The successful application of the proposed metric critically hinges on the selection of appropriate climate indices tailored to the specific ecological requirements of each arthropod species. Recognising the unique set of conditions that define the habitat preferences of each species necessitates an individualised approach to determining the most relevant climate indices for accurate niche modelling. During this study, to explore the metric's boundaries and potential, a uniform set of climate indices was applied across all species examples. It is crucial to understand that the results derived from this methodology, while insightful, should not be interpreted as precise depictions of any given species's habitat. Instead, they should be viewed as illustrative examples demonstrating the metric's application. This approach underscores the necessity for nuanced, species-specific research to fully leverage the metric's capabilities in accurately representing the ecological niches of arthropods, thereby reinforcing the importance of customisation in the pursuit of ecological understanding and conservation efforts.

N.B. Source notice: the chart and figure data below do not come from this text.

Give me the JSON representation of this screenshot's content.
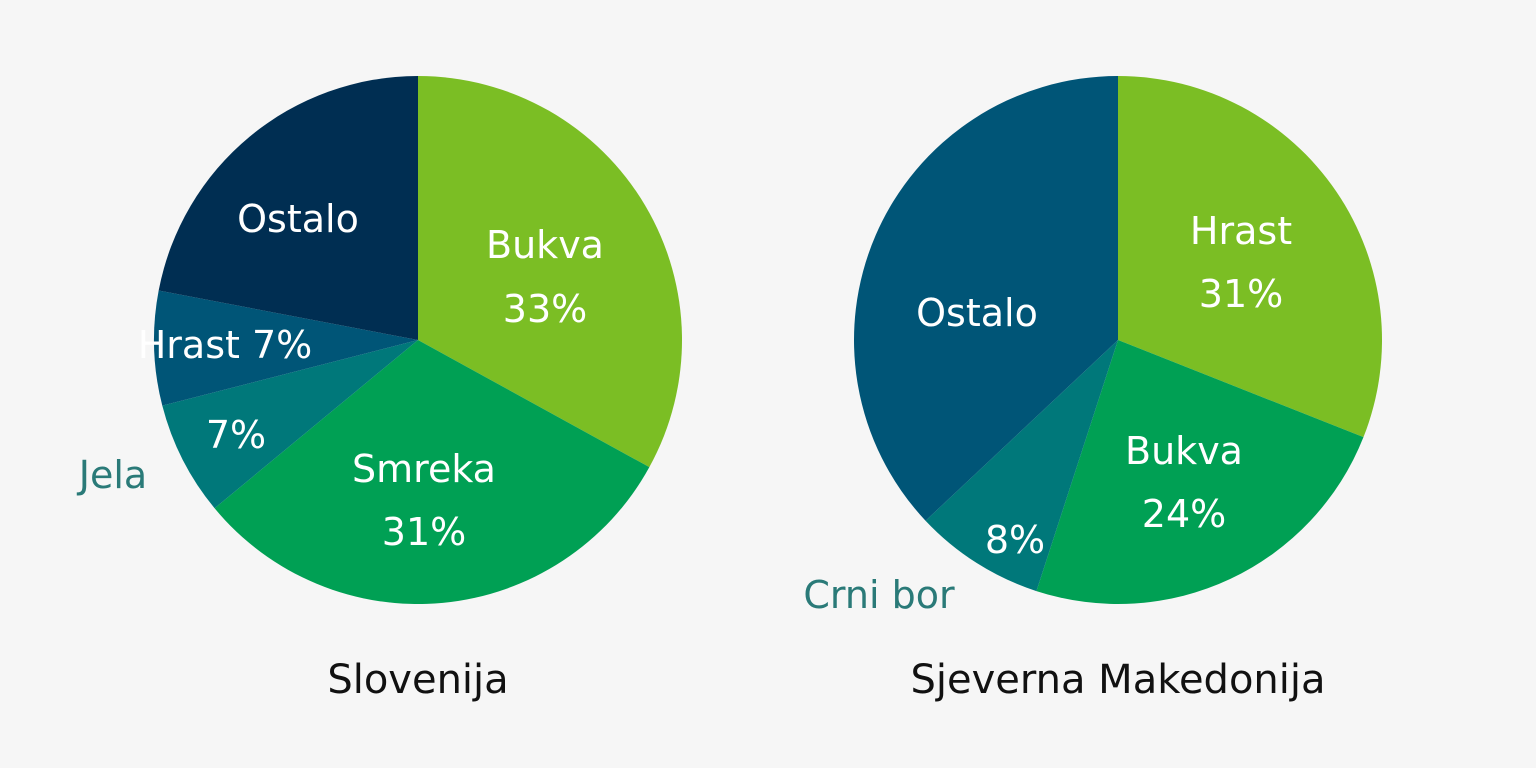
{
  "chart_data": [
    {
      "type": "pie",
      "title": "Slovenija",
      "start_angle_deg": 0,
      "slices": [
        {
          "name": "Bukva",
          "value": 33,
          "label": "33%",
          "color": "#7bbe24"
        },
        {
          "name": "Smreka",
          "value": 31,
          "label": "31%",
          "color": "#00a054"
        },
        {
          "name": "Jela",
          "value": 7,
          "label": "7%",
          "color": "#00787a"
        },
        {
          "name": "Hrast",
          "value": 7,
          "label": "7%",
          "color": "#005577"
        },
        {
          "name": "Ostalo",
          "value": 22,
          "label": "",
          "color": "#002e52"
        }
      ]
    },
    {
      "type": "pie",
      "title": "Sjeverna Makedonija",
      "start_angle_deg": 0,
      "slices": [
        {
          "name": "Hrast",
          "value": 31,
          "label": "31%",
          "color": "#7bbe24"
        },
        {
          "name": "Bukva",
          "value": 24,
          "label": "24%",
          "color": "#00a054"
        },
        {
          "name": "Crni bor",
          "value": 8,
          "label": "8%",
          "color": "#00787a"
        },
        {
          "name": "Ostalo",
          "value": 37,
          "label": "",
          "color": "#005577"
        }
      ]
    }
  ],
  "colors": {
    "background": "#f6f6f6",
    "outside_label": "#2a7a78",
    "title": "#111111",
    "slice_text": "#ffffff"
  }
}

In conclusion, the metric introduced in this study holds the potential for application across a variety of climate scenarios, including future projections from the CORDEX ensembles. Such applications promise to yield valuable insights into the direct impacts of climate change on the ecological niches of species at risk. Envisioned as the basis for follow-up studies, this metric could significantly enhance our comprehension of how climate variability affects biodiversity and ecosystem dynamics. By delineating potential shifts in the fundamental niches of key ecological actors, this research not only advances our understanding of the intricate relationships within ecosystems under the pressure of climate change but also provides practical guidance for conservation strategies. These strategies aim to address and mitigate the negative consequences of environmental changes, thereby supporting the resilience of biodiversity in the face of impending climatic challenges.